Hukum Moore berakhir dalam 10 tahun, klaim fisikawan

Transistor di dalam CPU Intel baru yang diluncurkan minggu lalu ratusan kali lebih tipis dari rambut manusia berkat proses manufaktur 22 nanometer yang menurut perusahaan “menjadi bahan bakar Hukum Moore untuk tahun-tahun mendatang.”

Tidak semua orang setuju.

Sebaliknya, fisikawan teoretis Michio Kaku percaya bahwa akhir dari teori terkenal Moore — pada akhirnya — sudah di depan mata.

“Dalam waktu sekitar 10 tahun atau lebih, kita akan melihat runtuhnya hukum Moore,” kata Kaku, profesor fisika teoretis di City University of New York (CUNY). dalam wawancara video di BigThink.com.

“Faktanya, kita sudah melihat perlambatan Hukum Moore. Kekuatan komputasi tidak bisa mempertahankan peningkatan yang cepat dan eksponensial ini jika menggunakan teknologi silikon standar.”

Lebih lanjut tentang ini…

Apakah mungkin?
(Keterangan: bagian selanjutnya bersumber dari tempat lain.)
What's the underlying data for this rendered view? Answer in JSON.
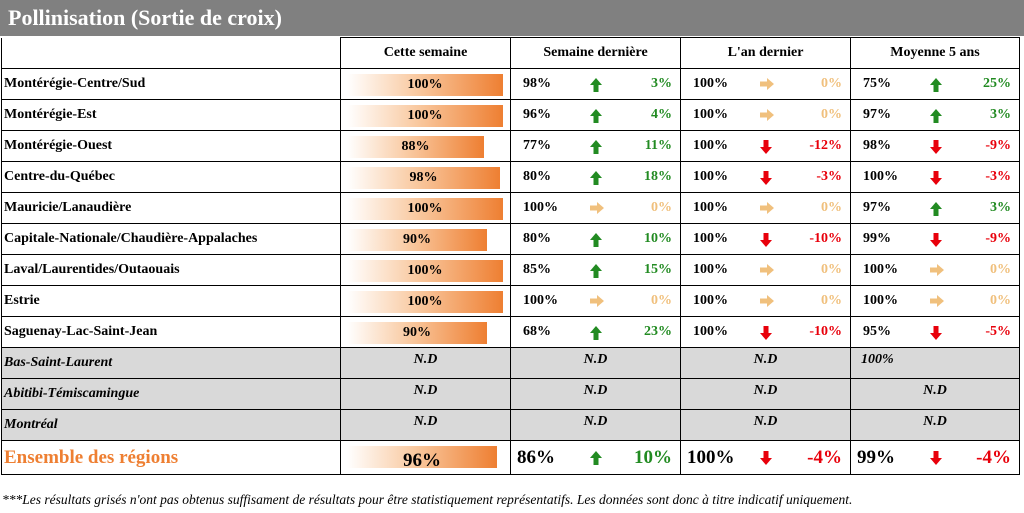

Mungkinkah akhir Hukum Moore sudah di depan mata?

Pada tahun 1965 sebuah artikel di Elektronik majalah oleh Gordon Moore, calon pendiri raksasa chip Intel, memperkirakan bahwa kekuatan pemrosesan komputer akan berlipat ganda kira-kira setiap 18 bulan. Atau mungkin dia bilang 12 bulan. Atau 24 bulan? Sebenarnya, dalam artikel tersebut Moore tidak menyebutkan pernyataan terkenal itu, dan kata “hukum” bahkan tidak muncul sama sekali dalam artikel tersebut.

(tanda kutip)

Namun gagasan ini telah terbukti sangat tangguh dari waktu ke waktu, memasuki masyarakat dan akomodasi seperti kutu pada anjing—atau mungkin virus komputer membandel yang tidak dapat Anda hilangkan.

Salah satu penyebabnya adalah Intel sendiri, yang terus mengeluarkan gergaji lama. Tahun lalu, Intel mengatakan kepada FoxNews.com bahwa Hukum Moore masih relevan dengan hukum yang diciptakan 45 tahun sebelumnya.

“Ya, hal ini masih penting, dan ya, kami masih melacaknya,” kata Mark Bohr, rekan senior Intel dan direktur arsitektur proses dan integrasi. Sebuah bagian di situs web Intel membantu menjaga kisah ini tetap hidup, menjelaskan bahwa “Hukum Moore menyatakan bahwa jumlah transistor pada sebuah chip akan berlipat ganda kira-kira setiap dua tahun. Intel telah mempertahankan kecepatan tersebut selama lebih dari 40 tahun, menawarkan lebih banyak fungsi pada sebuah chip dengan biaya per fungsi yang jauh lebih rendah.”

Kaku mengakui bahwa CPU terbaru Intel, yang menggunakan desain tiga dimensi yang unik, masih menggandakan prosesornya. Ia mengatakan, desain baru ini merupakan bukti bahwa UU tersebut sedang dalam proses pembusukan.

“Dua masalah mendasarnya adalah panas dan kebocoran,” kata Kaku. Inilah sebabnya mengapa zaman silikon pada akhirnya akan berakhir.

Dengan terus menyusutkan bagian-bagian yang masuk ke dalam prosesor, panas akan terkonsentrasi. Suatu saat dalam waktu dekat, “panas yang dihasilkan akan sangat kuat sehingga keripik tersebut akan meleleh. Anda benar-benar dapat menggoreng telur di atas keripik tersebut, dan keripik itu sendiri akan mulai hancur.”

Lebih lanjut, permasalahan kebocoran merupakan permasalahan fisika.

“Anda tidak lagi mengetahui di mana elektron berada. Teori kuantum mengambil alih Prinsip Ketidakpastian Heisenberg katakanlah Anda tidak tahu lagi di mana elektron itu berada, artinya elektron itu mungkin berada di luar kabel, di luar chip Pentium, atau di dalam chip Pentium. Jadi ada batasan akhir yang ditentukan oleh hukum dinamika termal dan hukum mekanika kuantum.”

Ide-ide liar dan futuristik seperti komputasi kuantum dan molekuler suatu hari nanti dapat mengubah komputasi kita – bahkan mungkin dalam waktu yang tidak terlalu lama lagi, akunya.

Tapi itu tidak akan menyelamatkan Hukum Moore.

“Cepat atau lambat, chip tiga dimensi, bahkan pemrosesan paralel, akan habis,” kata Kaku.